The district court effectively gave Donald the benefit of the doubt and assumed that she could establish both prima facie cases. This boon notwithstanding, the district court determined that Donald produced insufficient evidence to prove that Sybra’s stated reasons, cash register and order irregularities, were pretextual….

Donald’s claims fundamentally rest on the timing of Sybra’s decision to terminate her employment [the  day after she returned from her FMLA leave], which, we admit, gives us pause. But that alone is not enough, and her other arguments are no more persuasive. Whether Sybra followed its own protocol, or its decision not to prosecute Donald, or even Donald’s history of employment, provides neither us, nor a rational juror, with a basis to believe that Sybra’s decision was improper. The district court therefore correctly dismissed Donald’s FMLA claims.

If courts skip the first two steps of the McDonnell Douglas test and go right to the heart of the matter—whether a rational jury could conclude that the employer took that adverse action on account of her protected class—does it make sense to continue the charade of pretending that McDonnell Douglas remains useful? As a management-side litigator, I like the ability to have more than one evidentiary bite at the apple in trying to get a case dismissed on summary judgment. As a pragmatist, however, I’m afraid that the concurring opinion in Coleman v. Donahoe might be correct, that “the time has come to collapse all these tests into one.”

Tuesday, January 17, 2012

Clearing a path to complain is a key part of any harassment policy


EEOC v. Management Hospitality of Racine, Inc. (7th Cir. 1/9/12) concerns some of the worst allegations of sexual harassment you will encounter, especially when you consider that the complaining employees were both teenagers and that the harassing manager was a decade their senior.

The employer tried to avoid liability by relying on its zero tolerance sexual harassment policy and its prompt investigations of complaints.

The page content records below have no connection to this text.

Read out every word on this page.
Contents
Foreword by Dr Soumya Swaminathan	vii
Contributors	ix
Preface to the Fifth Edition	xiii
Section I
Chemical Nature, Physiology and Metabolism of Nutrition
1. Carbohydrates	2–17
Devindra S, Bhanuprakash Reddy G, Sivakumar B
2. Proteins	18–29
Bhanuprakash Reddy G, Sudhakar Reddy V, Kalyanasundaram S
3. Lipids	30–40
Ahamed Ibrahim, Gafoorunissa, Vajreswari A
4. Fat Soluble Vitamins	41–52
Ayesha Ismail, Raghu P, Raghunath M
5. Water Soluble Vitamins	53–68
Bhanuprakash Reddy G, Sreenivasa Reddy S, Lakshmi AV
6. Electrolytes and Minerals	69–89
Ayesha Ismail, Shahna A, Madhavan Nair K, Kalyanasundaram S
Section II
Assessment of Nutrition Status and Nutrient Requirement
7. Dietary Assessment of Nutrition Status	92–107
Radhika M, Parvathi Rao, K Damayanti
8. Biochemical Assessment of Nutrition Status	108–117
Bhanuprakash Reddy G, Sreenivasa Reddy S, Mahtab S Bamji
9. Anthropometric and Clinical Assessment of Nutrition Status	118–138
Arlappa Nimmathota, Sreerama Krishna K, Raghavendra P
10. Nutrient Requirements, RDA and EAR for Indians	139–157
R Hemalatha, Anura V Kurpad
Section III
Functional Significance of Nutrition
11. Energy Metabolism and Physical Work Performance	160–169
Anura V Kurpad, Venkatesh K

The court disagreed for several reasons, including that managers had never received any harassment training and that the employer waited two months to investigate the complaints in this case. Most importantly, however, the court concluded that the employer’s harassment policy failed on its face:

An employer’s complaint mechanism must provide a clear path for reporting harassment, particularly where, as here, a number of the servers were teenagers…. Flipmeastack’s sexual harassment policy did not provide a point person to air complaints to. In fact, it provided no names or contact information at all.

What does this mean for you? A harassment policy is worthless if it does not tell employees how to complain and to whom to make complaints. Let me make one additional suggestion — have more than one avenue for complaints. You do not want to be in a situation where an employee does not complain because the person to whom your policy directs him or her is the alleged harasser. Suggest that employees can complain to anyone in management, up to and including the head of your company. Depending on the size of your organization and the resources available, consider implementing a harassment complaint hotline or inbox.